バイカオウレンの特徴は匍匐枝を出して群生することです。
ここの場所も一面群生状態で広さはテニスコートくらいあります。
環境保護の為に場所は公表しないことにしましょう。
3輪5輪・その他色々な状況で花が咲いていました
暗闇の中でシャッターを切りました。
デジタルですのでいくら撮影しようが費用はかかりませんが2時間くらいの滞在で300枚は撮影したでしょう。
もう少し花の構造を説明しておきましょうね。
先ずはオウレンから↓・・・

オウレンの構造
オウレンの白い花びらに見えるのは5枚のガク片が変化したもので先が少しピンク色をしています。

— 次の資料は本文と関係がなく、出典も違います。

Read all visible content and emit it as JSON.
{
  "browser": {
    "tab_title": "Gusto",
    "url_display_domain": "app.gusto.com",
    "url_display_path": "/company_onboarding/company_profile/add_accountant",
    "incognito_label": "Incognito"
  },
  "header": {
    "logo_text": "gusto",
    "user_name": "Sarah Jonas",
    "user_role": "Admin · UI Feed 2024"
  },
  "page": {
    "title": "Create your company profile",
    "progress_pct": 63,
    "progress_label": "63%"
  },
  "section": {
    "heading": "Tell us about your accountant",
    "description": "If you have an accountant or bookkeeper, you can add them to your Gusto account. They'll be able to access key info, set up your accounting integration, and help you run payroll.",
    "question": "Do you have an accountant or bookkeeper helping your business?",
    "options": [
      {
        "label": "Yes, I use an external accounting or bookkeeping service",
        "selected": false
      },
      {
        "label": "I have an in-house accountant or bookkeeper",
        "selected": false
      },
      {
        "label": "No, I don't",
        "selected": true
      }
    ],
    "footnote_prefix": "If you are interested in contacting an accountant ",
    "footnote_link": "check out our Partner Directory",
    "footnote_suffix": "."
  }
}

花弁は10本近くあり白い杯状で表側に密を蓄えているようです。
オシベの数は多く画像はメシベを持たない雄性花ですがメシベもある両性花もあります。
受粉することでオウレンは雄性花が少し早く咲くのでしょうか?
この時期(2月10日)、メシベのある両性花はまだ蕾の状態でした。

バイカオウレンの構造
上の画像でもわかりますようにバイカオウレンはガク片が大きく花びらのようです。
花弁は先端が黄色で蜜を溜めていますが、その様子が梅の花のようなのでバイカ=梅花のようなオウレン=黄連と名がついています。
黄色いシャモジのようなものが花弁だなんて信じられませんね。
私は蜜をなめたことがあります。
確かに甘かったことを記憶していますが何しろ小さなものなので舌につけるのが大変でした。

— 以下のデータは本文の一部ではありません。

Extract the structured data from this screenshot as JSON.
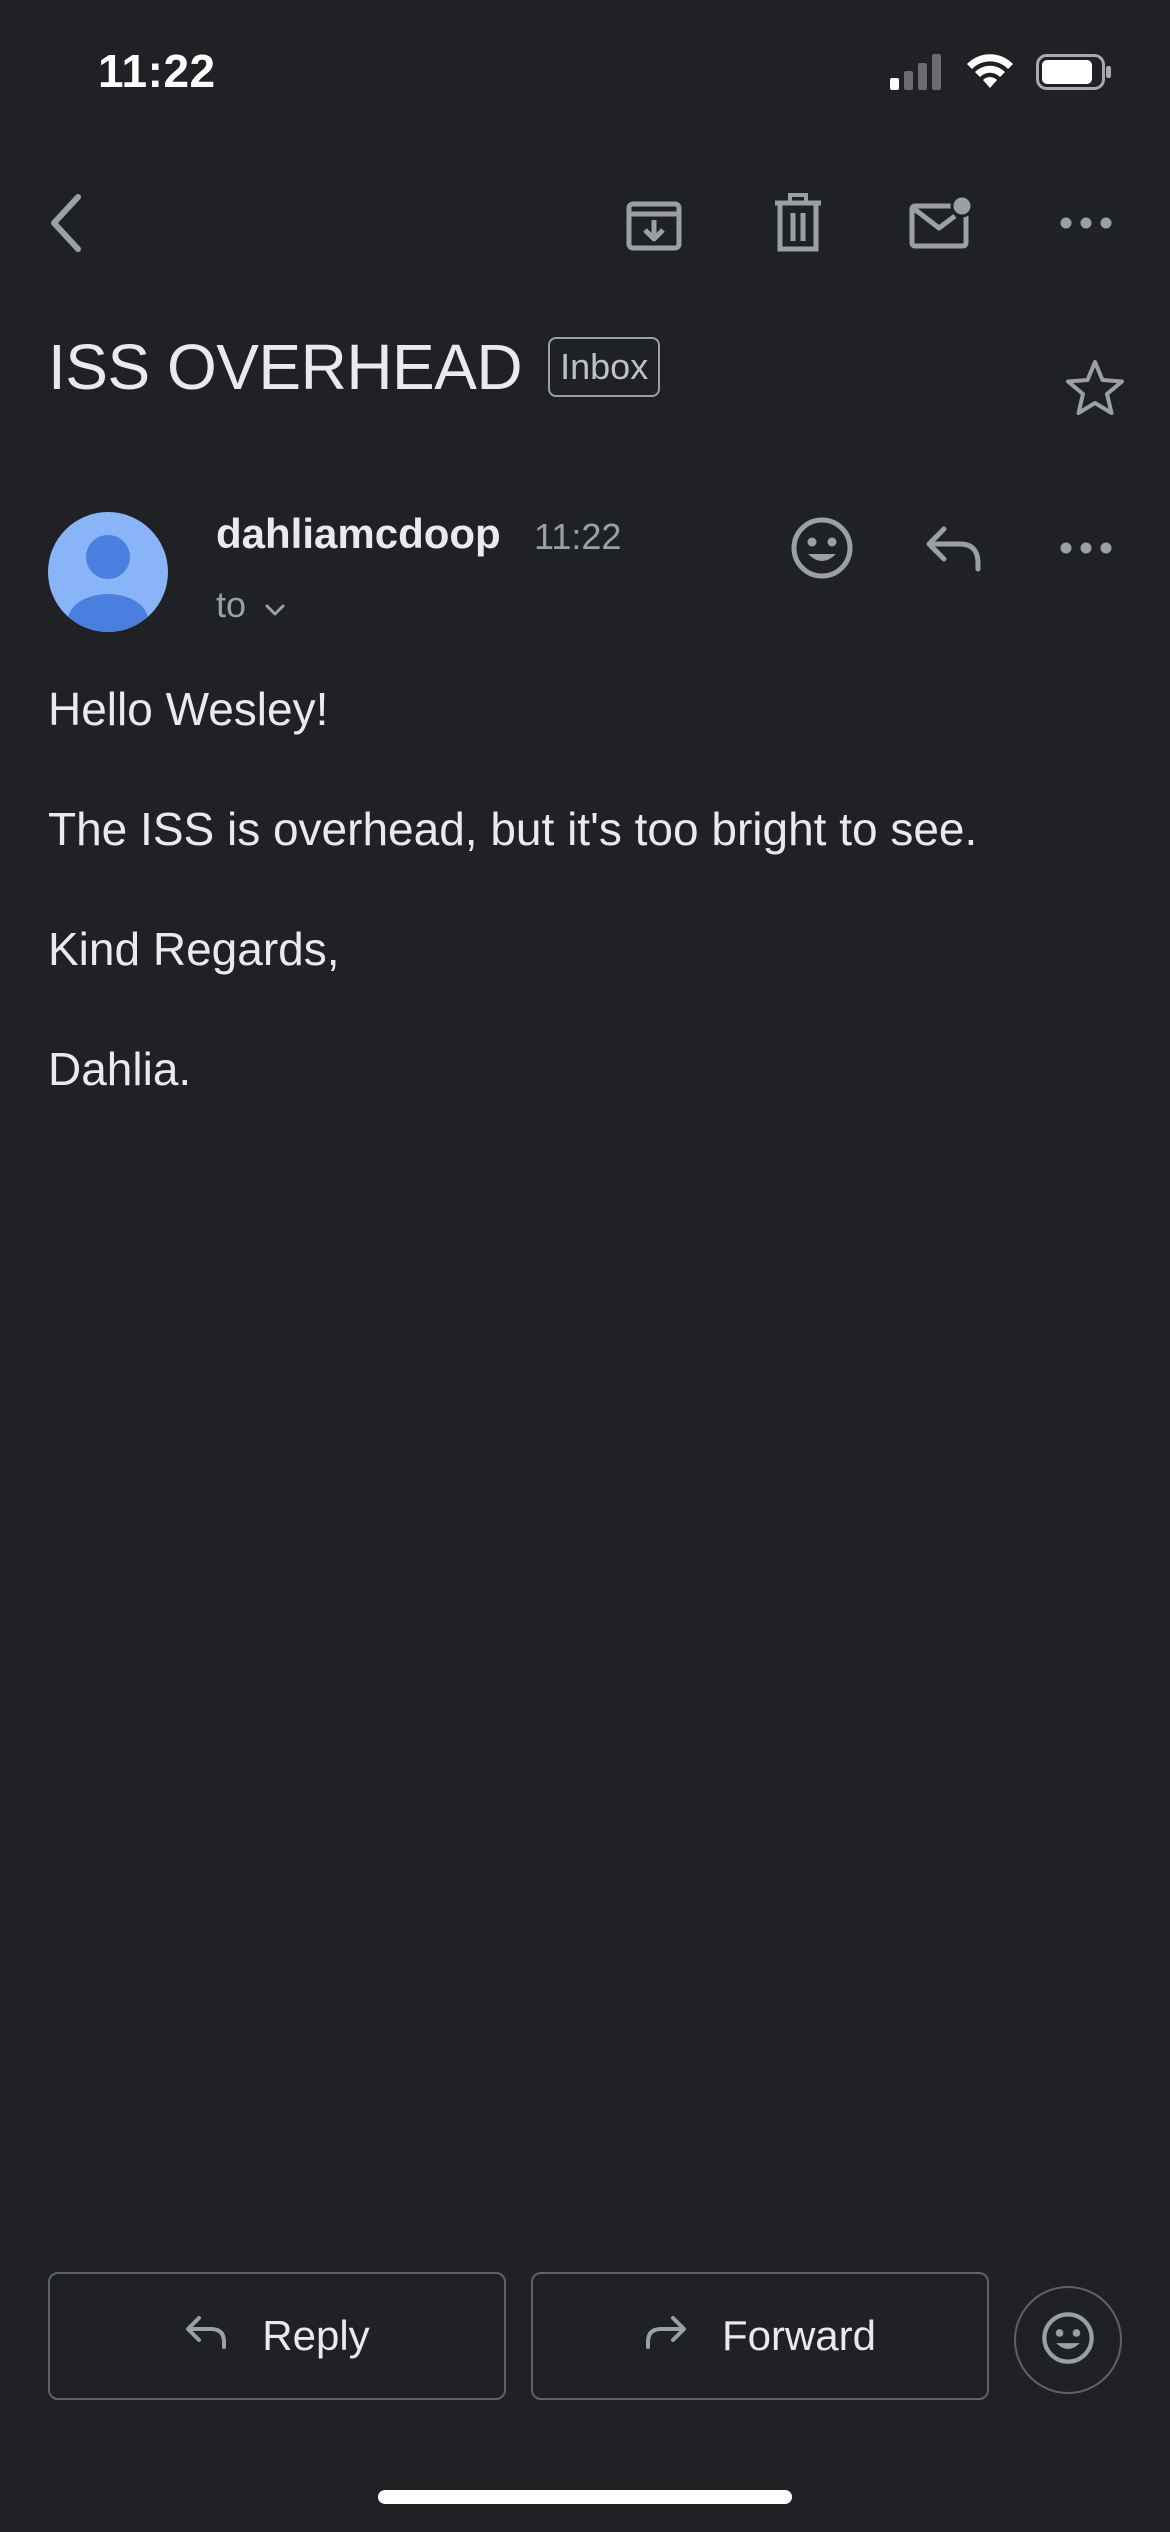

バイカオウレンの場合はオシベだけある雄性花は見当たりませんでした。
メシベを持った両性花ばかりが同時(3月17日)に咲いていました。
メシベはイカの足(げそ)状で花粉のつく面は反り返り、子房は胚珠に包まれない原始的な構造((被子植物))をしているとされます。
その為に成熟した花実の先端には穴が開いており、振動で種子がこぼれる構造になっています。

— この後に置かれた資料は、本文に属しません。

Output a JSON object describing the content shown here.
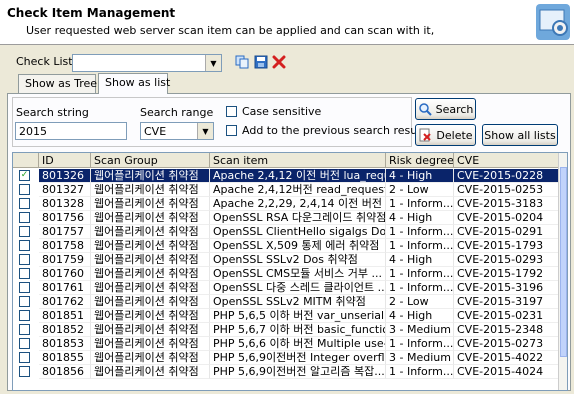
{
  "header": {
    "title": "Check Item Management",
    "subtitle": "User requested web server scan item can be applied and can scan with it,"
  },
  "toolbar": {
    "check_list_label": "Check List",
    "check_list_value": "",
    "icons": [
      "copy-icon",
      "save-icon",
      "delete-x-icon"
    ]
  },
  "tabs": [
    {
      "label": "Show as Tree",
      "active": false
    },
    {
      "label": "Show as list",
      "active": true
    }
  ],
  "search": {
    "string_label": "Search string",
    "string_value": "2015",
    "range_label": "Search range",
    "range_value": "CVE",
    "case_sensitive_label": "Case sensitive",
    "add_previous_label": "Add to the previous search result",
    "search_button": "Search",
    "delete_button": "Delete",
    "show_all_button": "Show all lists"
  },
  "table": {
    "columns": [
      "ID",
      "Scan Group",
      "Scan item",
      "Risk degree",
      "CVE"
    ],
    "rows": [
      {
        "checked": true,
        "selected": true,
        "id": "801326",
        "group": "웹어플리케이션 취약점",
        "item": "Apache 2,4,12 이전 버전 lua_requ...",
        "risk": "4 - High",
        "cve": "CVE-2015-0228"
      },
      {
        "checked": false,
        "id": "801327",
        "group": "웹어플리케이션 취약점",
        "item": "Apache 2,4,12버전 read_request_l...",
        "risk": "2 - Low",
        "cve": "CVE-2015-0253"
      },
      {
        "checked": false,
        "id": "801328",
        "group": "웹어플리케이션 취약점",
        "item": "Apache 2,2,29, 2,4,14 이전 버전 c...",
        "risk": "1 - Inform...",
        "cve": "CVE-2015-3183"
      },
      {
        "checked": false,
        "id": "801756",
        "group": "웹어플리케이션 취약점",
        "item": "OpenSSL RSA 다운그레이드 취약점",
        "risk": "4 - High",
        "cve": "CVE-2015-0204"
      },
      {
        "checked": false,
        "id": "801757",
        "group": "웹어플리케이션 취약점",
        "item": "OpenSSL ClientHello sigalgs DoS...",
        "risk": "1 - Inform...",
        "cve": "CVE-2015-0291"
      },
      {
        "checked": false,
        "id": "801758",
        "group": "웹어플리케이션 취약점",
        "item": "OpenSSL X,509 통제 에러 취약점",
        "risk": "1 - Inform...",
        "cve": "CVE-2015-1793"
      },
      {
        "checked": false,
        "id": "801759",
        "group": "웹어플리케이션 취약점",
        "item": "OpenSSL SSLv2 Dos 취약점",
        "risk": "4 - High",
        "cve": "CVE-2015-0293"
      },
      {
        "checked": false,
        "id": "801760",
        "group": "웹어플리케이션 취약점",
        "item": "OpenSSL CMS모듈 서비스 거부 ...",
        "risk": "1 - Inform...",
        "cve": "CVE-2015-1792"
      },
      {
        "checked": false,
        "id": "801761",
        "group": "웹어플리케이션 취약점",
        "item": "OpenSSL 다중 스레드 클라이언트 ...",
        "risk": "1 - Inform...",
        "cve": "CVE-2015-3196"
      },
      {
        "checked": false,
        "id": "801762",
        "group": "웹어플리케이션 취약점",
        "item": "OpenSSL SSLv2 MITM 취약점",
        "risk": "2 - Low",
        "cve": "CVE-2015-3197"
      },
      {
        "checked": false,
        "id": "801851",
        "group": "웹어플리케이션 취약점",
        "item": "PHP 5,6,5 이하 버전 var_unseriali...",
        "risk": "4 - High",
        "cve": "CVE-2015-0231"
      },
      {
        "checked": false,
        "id": "801852",
        "group": "웹어플리케이션 취약점",
        "item": "PHP 5,6,7 이하 버전 basic_functio...",
        "risk": "3 - Medium",
        "cve": "CVE-2015-2348"
      },
      {
        "checked": false,
        "id": "801853",
        "group": "웹어플리케이션 취약점",
        "item": "PHP 5,6,6 이하 버전 Multiple use-...",
        "risk": "1 - Inform...",
        "cve": "CVE-2015-0273"
      },
      {
        "checked": false,
        "id": "801855",
        "group": "웹어플리케이션 취약점",
        "item": "PHP 5,6,9이전버전 Integer overflo...",
        "risk": "3 - Medium",
        "cve": "CVE-2015-4022"
      },
      {
        "checked": false,
        "id": "801856",
        "group": "웹어플리케이션 취약점",
        "item": "PHP 5,6,9이전버전 알고리즘 복잡...",
        "risk": "1 - Inform...",
        "cve": "CVE-2015-4024"
      }
    ]
  }
}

ガク片は5枚、花弁も5枚、メシベは7本から11本確認しました。
オシベの数は数株の花から38本有ることを確認しました。
フ〜・・・

バイカオウレン(花柄の上部に托葉のようなものが見えます・オウレンにはありません)
一花で柄が長く立ち上がり花柄の上部にオウレンでは見られない托葉?が一枚見られます。
日が差してきました
すでに8時前!帰らなければ・・・
それにしても綺麗な花です。
群生するバイカオウレンに後ろ髪を引かれる思いで現地を後にしました。
ちゃんと9時からの仕事もしましたのでご安心を・・・

薬用知識:オウレン(黄連)は中国で古くから(2千年以上前)薬用にされてきました。
日本にも黄連が伝わってきますがよく似た植物の日本産・黄連が代用として用いられるようになります。
成分はベルベリンというアルカロイドです。根茎は黄色で根を掘った後に水で洗いますと成分が流れ出ます。
その為に掘った根は洗わず天日で乾かし、ひげ根を焼いてムシロの中でこすって落とします。
味は苦く、主として興奮状態を鎮める目的で用います。
胃潰瘍などで出血する時、目が充血したり鼻血が出たり血圧が上がった時、けんかをして興奮した時、刀傷で出血する時などに用いられてきました。
「良薬口に苦し」という諺の語源植物で現在の漢方薬でもよく用います。
日本産のオウレン(全国に野生し新潟県や広島県・鳥取県智頭町周辺が生産地)が珍重されますが人件費などの問題で中国・四川省や雲南省辺りのオウレンが市場で多く用いられています。